US Airways flight attendants said the Justice Department “missed the forest for the trees.”
“Real competition at the top of the airline industry turns on market share, size, and scale,” said Roger Holmin, US Airways flight attendants union president.
American’s pilots union said in an advertisement in Monday’s Dallas Morning News that American is “a powerful economic engine” in Texas but needs the merger to compete with bigger United and Delta.
The union asked Greg Abbott, the Texas attorney general, in an open letter: “Are you opposed to having a leading global carrier in Fort Worth? Considering everything at stake, including the large number of jobs and the tax revenues they generate, that doesn’t make any sense.”
US Airways and American’s legal teams will face off against William Baer, a former partner at Arnold & Porter in Washington.

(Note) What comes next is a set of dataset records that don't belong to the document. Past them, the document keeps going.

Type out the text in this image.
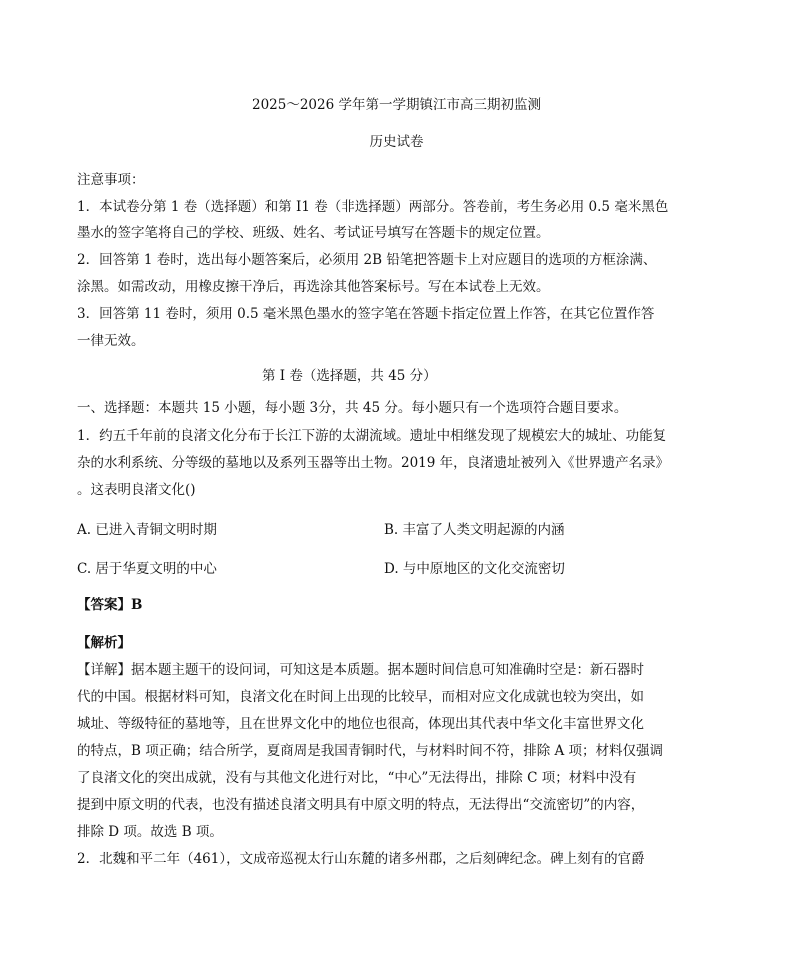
2025～2026 学年第一学期镇江市高三期初监测
历史试卷
注意事项：
1．本试卷分第 1 卷（选择题）和第 I1 卷（非选择题）两部分。答卷前，考生务必用 0.5 毫米黑色
墨水的签字笔将自己的学校、班级、姓名、考试证号填写在答题卡的规定位置。
2．回答第 1 卷时，选出每小题答案后，必须用 2B 铅笔把答题卡上对应题目的选项的方框涂满、
涂黑。如需改动，用橡皮擦干净后，再选涂其他答案标号。写在本试卷上无效。
3．回答第 11 卷时，须用 0.5 毫米黑色墨水的签字笔在答题卡指定位置上作答，在其它位置作答
一律无效。
第 I 卷（选择题，共 45 分）
一、选择题：本题共 15 小题，每小题 3分，共 45 分。每小题只有一个选项符合题目要求。
1．约五千年前的良渚文化分布于长江下游的太湖流域。遗址中相继发现了规模宏大的城址、功能复
杂的水利系统、分等级的墓地以及系列玉器等出土物。2019 年，良渚遗址被列入《世界遗产名录》
。这表明良渚文化()
A. 已进入青铜文明时期	B. 丰富了人类文明起源的内涵
C. 居于华夏文明的中心	D. 与中原地区的文化交流密切
【答案】B
【解析】
【详解】据本题主题干的设问词，可知这是本质题。据本题时间信息可知准确时空是：新石器时
代的中国。根据材料可知，良渚文化在时间上出现的比较早，而相对应文化成就也较为突出，如
城址、等级特征的墓地等，且在世界文化中的地位也很高，体现出其代表中华文化丰富世界文化
的特点，B 项正确；结合所学，夏商周是我国青铜时代，与材料时间不符，排除 A 项；材料仅强调
了良渚文化的突出成就，没有与其他文化进行对比，“中心”无法得出，排除 C 项；材料中没有
提到中原文明的代表，也没有描述良渚文明具有中原文明的特点，无法得出“交流密切”的内容，
排除 D 项。故选 B 项。
2．北魏和平二年（461），文成帝巡视太行山东麓的诸多州郡，之后刻碑纪念。碑上刻有的官爵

While at the Federal Trade Commission, Baer successfully blocked the merger of Staples and Office Depot.
Since Baer became head of the Justice Department’s Antitrust Division in December, “He’s reinforced his reputation for hard-line enforcement, challenging brewing giant Anheuser-Busch InBev’s $20.1 billion acquisition of Grupo Modelo,” the National Law Journal reported.
The acquisition went through, but Anheuser-Busch agreed to sell U.S. rights to several foreign brands, including Corona.